Banks: Now expecting dividends next month
About the author:
- Author name:
- By Azib Khan
- Job title:
- Senior Analyst
- Date posted:
- 30 July 2020, 11:00 AM
- Sectors Covered:
As we flagged as a potential development last week, APRA has announced that it has eased dividend restrictions for Authorised Deposit-Taking Institutions (ADIs).
APRA has said that, for 2020, it expects ADIs to retain at least half of their earnings, and actively use dividend reinvestment plans (DRPs) and/or other capital management initiatives to at least partially offset the diminution in capital from distributions.
We are now forecasting FY20 dividends to be 45% of FY20F statutory NPAT for all of the Australian banks under our coverage.
What dividend do we expect from Commonwealth Bank (CBA), ANZ, Westpac (WBC) and BOQ?
We now expect CBA to declare a final dividend of $0.34 per share (fully franked) with its FY20 results release on the 12th of August. CBA has announced a $300m pre-tax remediation provision charge for 2H20; we have accordingly reduced our FY20 cash earnings forecast for CBA by 2.7%.
We also now expect ANZ and Westpac to declare deferred interim dividends next month. We expect WBC to declare a deferred interim dividend of $0.15 per share (fully franked) as part of its scheduled 3Q20 trading update on the 18th of August.
We expect ANZ to declare a deferred interim dividend of $0.25 per share (70% franked) as part of its scheduled 3Q20 trading update on the 19th of August. These deferred interim dividend forecasts are based on a dividend payout ratio of 45% of 1H20 statutory NPAT.
While it's possible that BOQ will also declare a deferred interim dividend before its FY20 results release on the 14th of October, we are assuming that BOQ will just declare a final dividend on the 14th of October of $0.16 per share (fully franked) equivalent to 45% of its FY20 statutory NPAT.
We expect all of the Australian banks under our coverage to operate DRPs with no price discount.
Our FY21 dividend forecasts for the banks equate to 45% of our FY21F statutory NPAT; that is, we are assuming that dividend restrictions will continue in FY21F. We are assuming that dividend restrictions will not apply in FY22F.

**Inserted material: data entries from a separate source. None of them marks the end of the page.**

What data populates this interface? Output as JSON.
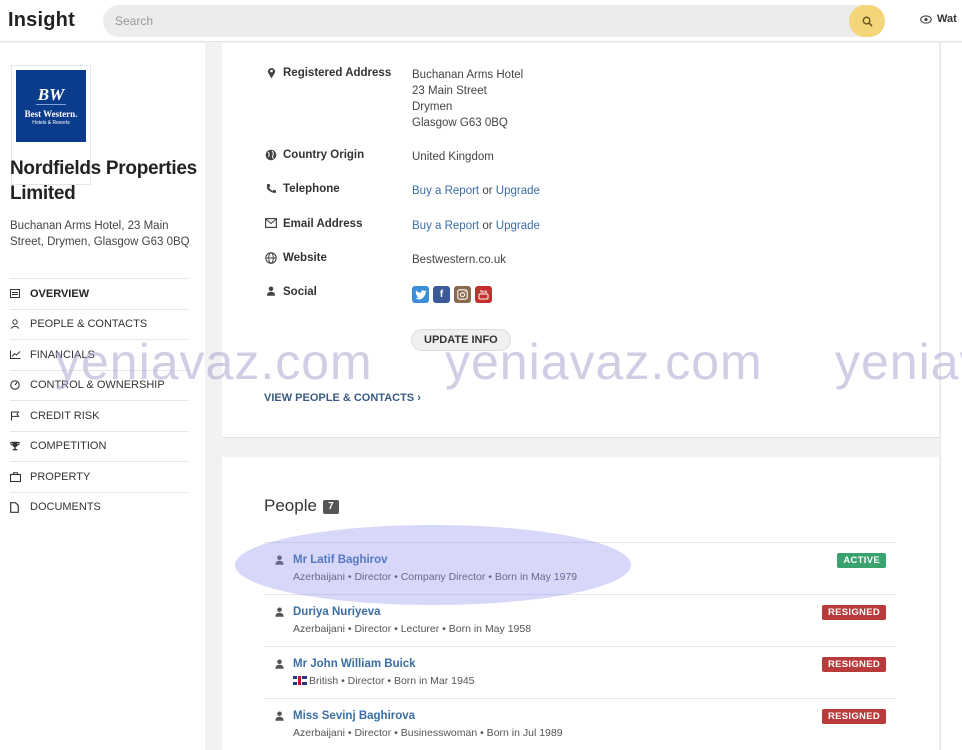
{
  "app": {
    "title": "Insight"
  },
  "search": {
    "placeholder": "Search"
  },
  "header": {
    "watch_label": "Wat"
  },
  "company": {
    "name": "Nordfields Properties Limited",
    "address": "Buchanan Arms Hotel, 23 Main Street, Drymen, Glasgow G63 0BQ",
    "logo": {
      "mark": "BW",
      "name": "Best Western.",
      "tagline": "Hotels & Resorts",
      "color": "#0b3c8c"
    }
  },
  "nav": [
    {
      "label": "OVERVIEW",
      "icon": "overview-icon",
      "active": true
    },
    {
      "label": "PEOPLE & CONTACTS",
      "icon": "person-icon"
    },
    {
      "label": "FINANCIALS",
      "icon": "chart-icon"
    },
    {
      "label": "CONTROL & OWNERSHIP",
      "icon": "gauge-icon"
    },
    {
      "label": "CREDIT RISK",
      "icon": "flag-icon"
    },
    {
      "label": "COMPETITION",
      "icon": "trophy-icon"
    },
    {
      "label": "PROPERTY",
      "icon": "briefcase-icon"
    },
    {
      "label": "DOCUMENTS",
      "icon": "document-icon"
    }
  ],
  "details": {
    "registered_address": {
      "label": "Registered Address",
      "lines": [
        "Buchanan Arms Hotel",
        "23 Main Street",
        "Drymen",
        "Glasgow G63 0BQ"
      ]
    },
    "country": {
      "label": "Country Origin",
      "value": "United Kingdom"
    },
    "telephone": {
      "label": "Telephone",
      "buy": "Buy a Report",
      "or": "or",
      "upgrade": "Upgrade"
    },
    "email": {
      "label": "Email Address",
      "buy": "Buy a Report",
      "or": "or",
      "upgrade": "Upgrade"
    },
    "website": {
      "label": "Website",
      "value": "Bestwestern.co.uk"
    },
    "social": {
      "label": "Social",
      "networks": [
        "twitter",
        "facebook",
        "instagram",
        "youtube"
      ]
    },
    "update_button": "UPDATE INFO",
    "view_people": "VIEW PEOPLE & CONTACTS"
  },
  "people": {
    "title": "People",
    "count": "7",
    "list": [
      {
        "name": "Mr Latif Baghirov",
        "details": "Azerbaijani • Director • Company Director • Born in May 1979",
        "status": "ACTIVE",
        "status_color": "#3aa26d"
      },
      {
        "name": "Duriya Nuriyeva",
        "details": "Azerbaijani • Director • Lecturer • Born in May 1958",
        "status": "RESIGNED",
        "status_color": "#b83a3a"
      },
      {
        "name": "Mr John William Buick",
        "details": "British • Director • Born in Mar 1945",
        "status": "RESIGNED",
        "status_color": "#b83a3a",
        "flag": "uk"
      },
      {
        "name": "Miss Sevinj Baghirova",
        "details": "Azerbaijani • Director • Businesswoman • Born in Jul 1989",
        "status": "RESIGNED",
        "status_color": "#b83a3a"
      }
    ]
  },
  "watermark": {
    "text": "yeniavaz.com"
  }
}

Apart from the CBA change mentioned above, we have made no changes to our cash earnings forecasts.
Westpac (WBC) remains our preferred bank.
While we see the risk of WBC's AUSTRAC-related provision of $900m needing to be topped up (and this results in downside risk to our dividend forecasts for WBC), we believe this risk is more than baked into WBC's share price.
Our sector investment views are detailed in our last sector report titled Damage priced in is overdone.